Federal cryptocurrency legislation may adopt a mindset similar to New York's approach. Renowned crypto regulator Ken Coghill emphasized that the world looks to New York, particularly its Department of Financial Services (NYDFS), as a standard for crypto regulation. Over the past decade, New York has established the nation's first comprehensive regulatory framework for cryptocurrencies, incorporating consumer protection, anti-money laundering measures, and cybersecurity guidelines.
The NYDFS issued its first BitLicense in 2015 to Circle Internet Financial, allowing the company to operate digital currency services within New York. Ripple Markets received the second in 2016, and both companies have since grown into major global players in cryptocurrencies and stablecoins. Currently, NYDFS oversees one of the largest clusters of crypto firms worldwide and is regarded as the benchmark for US crypto regulation.

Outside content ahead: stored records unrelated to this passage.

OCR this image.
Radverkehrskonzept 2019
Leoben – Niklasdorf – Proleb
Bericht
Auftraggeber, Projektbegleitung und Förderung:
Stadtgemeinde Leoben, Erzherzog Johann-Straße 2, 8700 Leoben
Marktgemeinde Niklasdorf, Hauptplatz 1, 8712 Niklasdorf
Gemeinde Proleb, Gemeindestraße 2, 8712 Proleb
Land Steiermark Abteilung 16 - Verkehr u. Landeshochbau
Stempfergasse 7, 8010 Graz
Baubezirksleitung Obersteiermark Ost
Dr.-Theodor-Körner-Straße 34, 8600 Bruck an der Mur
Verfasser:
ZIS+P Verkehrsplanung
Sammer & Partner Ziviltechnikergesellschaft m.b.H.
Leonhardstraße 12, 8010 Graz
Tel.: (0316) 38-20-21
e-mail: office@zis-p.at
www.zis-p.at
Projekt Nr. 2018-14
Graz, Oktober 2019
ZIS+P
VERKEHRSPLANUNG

In April, Coghill spoke at Cornell Tech’s blockchain conference about “A New Era of U.S. Innovation in Crypto.” He explained that the NYDFS sets regulatory guardrails to guide firms, most of which are crypto-native and often new to finance. He clarified that regulators are not concerned if a business risks only its own assets but are focused on transactions involving third parties. The agency's role is to establish boundaries within which firms must operate, leaving industry to innovate within those limits.
Coghill also noted that traditional financial institutions are increasingly interested in crypto, offering custody and settlement services to foster trust. Though only 22 BitLicenses have been issued, the NYDFS is prepared for more applications, especially from traditional financial firms, and devotes significant supervisory resources to crypto compared to other financial sectors.
Coghill’s experience includes working in Dubai for 12 years, where he helped develop cryptocurrency supervision models. He returned to the US to join NYDFS because of New York's influential role in crypto regulation. He described good regulation as one that facilitates activity without overly restricting it, balancing between too lenient and too strict, with recent trends leaning towards moderation.
Regarding federal activity, Coghill believes that much of the recent US crypto regulation is influenced by what New York has achieved over the past decade. The NYDFS maintains regular communication with Washington, sharing insights and influencing legislation, which has inspired reforms in other states like California.
Some industry players criticize New York’s licensing costs and strict requirements, which have led to firms like Kraken leaving the state. When asked about decentralized protocols versus traditional institutions, Coghill emphasized evaluating products based on their purpose and impact, filtering out harmful innovations.
He concluded that the future of federal crypto legislation remains uncertain, but the NYDFS continues accepting and processing applications while focusing on protecting consumers, supporting market stability, and fostering innovation.